Bee Movie gets an F for veracity, as it manages to confound bee life by showing worker bees to be macho flying dudes packing nectar-sucking cylinders and worshipped by the girl bees, to boot.

It does not fare well when you’re obligated to be compared with that other Jerry Seinfeld masterstroke, namely the nine-season-long phenomenon known as Seinfeld. The latter was a great sitcom, famed for being “a show about nothing,” which puts it on the rarefied plane of an Oscar Wilde comedy or a Mozart opera-the triumph of fiendishly intricate artifice over an absurdly empty thematic core. Consider the following sentence, “[It] has no regular, well-defined plot. It is rather a succession of awkward and humorous situations, calling forth an abundance of sparkling repartee.” The writer here is discussing Wolfie’s blissful masterpiece The Marriage of Figaro-and something this movie is definitely not.
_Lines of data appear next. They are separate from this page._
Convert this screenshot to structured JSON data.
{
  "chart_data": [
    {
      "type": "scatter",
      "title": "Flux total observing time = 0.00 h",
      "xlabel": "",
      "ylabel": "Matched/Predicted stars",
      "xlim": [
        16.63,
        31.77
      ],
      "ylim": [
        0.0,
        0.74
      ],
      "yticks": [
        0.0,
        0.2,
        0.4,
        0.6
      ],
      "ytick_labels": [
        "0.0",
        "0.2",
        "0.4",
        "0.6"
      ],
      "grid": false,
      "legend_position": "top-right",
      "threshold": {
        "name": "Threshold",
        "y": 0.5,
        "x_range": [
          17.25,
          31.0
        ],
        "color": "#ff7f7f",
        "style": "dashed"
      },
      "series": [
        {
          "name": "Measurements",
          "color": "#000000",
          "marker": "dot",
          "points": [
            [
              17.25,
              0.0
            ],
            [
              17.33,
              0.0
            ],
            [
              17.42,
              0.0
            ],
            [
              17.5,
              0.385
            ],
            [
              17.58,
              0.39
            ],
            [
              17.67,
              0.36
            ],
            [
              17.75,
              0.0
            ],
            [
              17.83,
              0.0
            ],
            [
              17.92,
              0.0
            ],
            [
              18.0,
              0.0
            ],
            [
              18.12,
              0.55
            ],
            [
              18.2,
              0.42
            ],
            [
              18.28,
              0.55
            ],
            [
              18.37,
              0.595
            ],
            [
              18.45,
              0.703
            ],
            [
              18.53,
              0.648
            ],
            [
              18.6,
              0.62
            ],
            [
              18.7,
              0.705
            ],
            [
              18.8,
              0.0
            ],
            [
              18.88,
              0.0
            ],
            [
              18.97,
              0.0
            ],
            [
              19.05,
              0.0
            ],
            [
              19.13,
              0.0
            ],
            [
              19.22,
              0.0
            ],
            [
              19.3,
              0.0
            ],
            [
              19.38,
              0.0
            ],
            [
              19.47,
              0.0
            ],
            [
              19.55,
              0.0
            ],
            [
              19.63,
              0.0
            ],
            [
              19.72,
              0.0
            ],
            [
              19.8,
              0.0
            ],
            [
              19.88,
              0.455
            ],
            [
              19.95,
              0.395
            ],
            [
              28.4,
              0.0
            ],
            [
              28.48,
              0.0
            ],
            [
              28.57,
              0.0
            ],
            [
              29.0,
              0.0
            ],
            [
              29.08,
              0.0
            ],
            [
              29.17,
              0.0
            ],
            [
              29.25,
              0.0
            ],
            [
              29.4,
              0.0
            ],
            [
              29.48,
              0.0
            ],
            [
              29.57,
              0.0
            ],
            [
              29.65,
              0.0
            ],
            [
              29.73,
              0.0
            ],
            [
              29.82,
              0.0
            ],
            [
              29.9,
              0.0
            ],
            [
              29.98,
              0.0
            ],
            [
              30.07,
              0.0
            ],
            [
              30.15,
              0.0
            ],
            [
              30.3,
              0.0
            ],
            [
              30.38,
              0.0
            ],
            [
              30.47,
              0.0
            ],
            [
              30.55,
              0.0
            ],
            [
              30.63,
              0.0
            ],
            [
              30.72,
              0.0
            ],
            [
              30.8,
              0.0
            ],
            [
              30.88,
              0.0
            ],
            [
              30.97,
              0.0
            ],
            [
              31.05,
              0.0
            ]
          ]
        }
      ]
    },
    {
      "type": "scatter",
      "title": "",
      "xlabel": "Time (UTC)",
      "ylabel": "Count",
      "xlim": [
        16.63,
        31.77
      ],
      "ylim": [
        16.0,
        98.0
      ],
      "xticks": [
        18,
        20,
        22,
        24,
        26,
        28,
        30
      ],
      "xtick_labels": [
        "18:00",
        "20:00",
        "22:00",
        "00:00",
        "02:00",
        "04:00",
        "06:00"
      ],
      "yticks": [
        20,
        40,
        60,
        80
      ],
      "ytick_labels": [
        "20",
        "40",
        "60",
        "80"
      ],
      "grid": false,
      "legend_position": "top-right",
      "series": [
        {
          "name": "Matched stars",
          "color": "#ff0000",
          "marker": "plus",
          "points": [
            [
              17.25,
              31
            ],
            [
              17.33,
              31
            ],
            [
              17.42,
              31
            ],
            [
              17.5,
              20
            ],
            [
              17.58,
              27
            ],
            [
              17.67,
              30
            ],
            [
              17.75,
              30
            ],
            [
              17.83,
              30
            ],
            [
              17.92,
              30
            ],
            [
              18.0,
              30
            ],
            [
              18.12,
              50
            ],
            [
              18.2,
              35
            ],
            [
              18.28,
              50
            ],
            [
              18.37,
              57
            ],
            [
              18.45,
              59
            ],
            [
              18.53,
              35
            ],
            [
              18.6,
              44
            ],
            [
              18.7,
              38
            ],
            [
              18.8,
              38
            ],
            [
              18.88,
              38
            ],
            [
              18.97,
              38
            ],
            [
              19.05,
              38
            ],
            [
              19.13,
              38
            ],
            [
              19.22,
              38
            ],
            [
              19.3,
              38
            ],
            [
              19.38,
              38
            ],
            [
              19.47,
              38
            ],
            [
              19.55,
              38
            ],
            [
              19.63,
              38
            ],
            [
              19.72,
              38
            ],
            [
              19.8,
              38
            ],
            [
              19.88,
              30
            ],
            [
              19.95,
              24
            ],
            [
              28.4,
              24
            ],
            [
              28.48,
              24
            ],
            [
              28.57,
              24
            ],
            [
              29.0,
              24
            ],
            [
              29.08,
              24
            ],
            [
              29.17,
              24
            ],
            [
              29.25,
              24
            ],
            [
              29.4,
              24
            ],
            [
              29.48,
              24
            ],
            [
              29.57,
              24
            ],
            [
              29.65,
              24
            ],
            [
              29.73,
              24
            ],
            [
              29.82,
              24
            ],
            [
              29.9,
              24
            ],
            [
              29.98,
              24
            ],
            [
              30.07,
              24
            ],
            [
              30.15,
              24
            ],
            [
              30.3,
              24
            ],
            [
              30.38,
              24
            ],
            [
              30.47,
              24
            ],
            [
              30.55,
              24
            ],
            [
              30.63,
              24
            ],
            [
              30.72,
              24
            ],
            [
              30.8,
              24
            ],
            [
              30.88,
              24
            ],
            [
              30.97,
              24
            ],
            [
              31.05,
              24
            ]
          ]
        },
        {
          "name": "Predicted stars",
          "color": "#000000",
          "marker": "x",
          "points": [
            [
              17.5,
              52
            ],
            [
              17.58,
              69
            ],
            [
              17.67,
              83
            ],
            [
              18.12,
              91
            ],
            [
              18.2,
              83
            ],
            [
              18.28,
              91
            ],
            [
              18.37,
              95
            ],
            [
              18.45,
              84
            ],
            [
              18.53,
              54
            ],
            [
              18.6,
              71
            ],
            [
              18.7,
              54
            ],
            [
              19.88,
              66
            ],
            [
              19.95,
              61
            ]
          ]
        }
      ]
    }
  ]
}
You might say it’s wrong to compare a TV show to an animated feature film, but the underlying problem with Bee Movie is its unfortunately insistent relationship with real-life woes. It begins with a multitude of reflections on mortality-the movie keeps reminding us how short apiary existences are-and then ends in an abrupt odyssey into the bigger, satirize-able, and selfish human world. But, even with its extremely absurd premise (a bee class-action suit against humanity for stealing honey), the film manages to summon suggestions of environmental catastrophes like global warming and the frightening buzz surrounding hive collapse.

Of course, it’s good to think. Like Santa Barbara’s now-infamous Light Blue Line project, you want to congratulate the artists for their sobering vision, yet question the method used to get their points across. This film isn’t really funny, though it’s often beautiful. Seinfeld (the series) was a magic trick: the artist pulling something out of nothing and producing something of pleasure and amazement. This feels more like a con job. Big issues are raised, then disappear into a series of cute jokes. My nephew, Daniel Warren, age seven, couldn’t remember the film an hour later. Instead of delight, this cartoon extravaganza, featuring a slightly preachy Jerry Seinfeld disappearing into himself, may make you feel like you just got stung.